Bonjour-bonjour
Moi, ce qui me surprend dans l’affaire des dénonciations pour viol qui touchent Patrick Bruel, c’est qu’à l’époque où cette affaire s’est déclenchée (Flavie Flament situe le viol dont elle a été victime en 1990) nous étions en plein démarrage de la « bruelmania » quand, à ses concerts, une foule de petites collégiennes excitées se battaient pour pouvoir l’approcher.
J’imaginais alors qu’il ne pouvait sortir qu’accompagné de garde du corps chargés de le protéger des agressions sexuelles venues de ces jeunes femmes. Et donc c’est pendant cette période que le chanteur aurait violenté des femmes pour abuser d’elles ? Quel besoin avait-il d’exercer cette violence alors qu’à sa porte une cohorte féminine n’attendait qu’une chose : c’est de lui offrir ce qu’il arrachait par la force à d’autres ?

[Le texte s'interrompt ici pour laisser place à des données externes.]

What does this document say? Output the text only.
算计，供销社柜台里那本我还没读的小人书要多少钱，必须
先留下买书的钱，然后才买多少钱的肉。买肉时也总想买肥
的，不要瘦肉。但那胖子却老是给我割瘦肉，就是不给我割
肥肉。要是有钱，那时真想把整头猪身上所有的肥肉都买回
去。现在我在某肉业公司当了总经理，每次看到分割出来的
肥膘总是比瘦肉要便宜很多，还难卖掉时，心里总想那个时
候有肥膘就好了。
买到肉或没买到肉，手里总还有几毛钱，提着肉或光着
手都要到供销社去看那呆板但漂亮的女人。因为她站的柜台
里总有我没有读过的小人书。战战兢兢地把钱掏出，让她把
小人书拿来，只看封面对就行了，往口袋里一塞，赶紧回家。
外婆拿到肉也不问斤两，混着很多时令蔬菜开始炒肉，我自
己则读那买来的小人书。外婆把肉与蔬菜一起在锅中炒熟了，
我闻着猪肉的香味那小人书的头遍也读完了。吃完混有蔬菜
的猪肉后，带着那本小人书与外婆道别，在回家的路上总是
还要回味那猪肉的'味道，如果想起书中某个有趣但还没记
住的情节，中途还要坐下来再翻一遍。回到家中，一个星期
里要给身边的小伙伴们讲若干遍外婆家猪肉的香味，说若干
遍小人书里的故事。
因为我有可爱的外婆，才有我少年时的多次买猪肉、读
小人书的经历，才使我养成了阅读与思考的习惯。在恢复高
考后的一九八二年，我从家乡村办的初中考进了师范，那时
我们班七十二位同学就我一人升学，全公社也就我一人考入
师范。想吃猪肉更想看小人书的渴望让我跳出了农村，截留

Certains feront de ces réflexions un preuve à décharge ; pour ma part je fais comme si ce paradoxe était au contraire réel, et je m’interroge : « Le viol est pour certains un besoin spécifique qui n’émane pas nécessairement de la frustration sexuelle, mais d’un goût pour la contrainte infligée à autrui. Quel est donc ce besoin étrange ? »
Le cas de Patrick Bruel, comme celui de Gérard Depardieu, nous interpelle : il s’agit de gens tout à fait semblables à ce que nous sommes, avec en plus des facilités qui devraient les protéger de la tentation d’agresser sexuellement des femmes. Et pourtant le fait est là : faut-il y voir comme certains groupes féministes le font croire (en particulier suite à l’affaire Pélicot) que le viol est une affaire propre au genre masculin, que tout homme, même le plus banal, a au fond de son cœur un tel désir ?
Même en évitant de tels excès d’interprétation les explications sont trop nombreuses pour être évoquées ici. En consultant GPT sur le sujet j’ai recensé six cas différents : chacun jugera en son âme et conscience. Pour ma part, reprenant la dernière typologie du psychisme proposée par Freud, je vois dans ce comportement un dévoiement de la libido qui serait animée par Thanatos au lieu de l’être par Éros.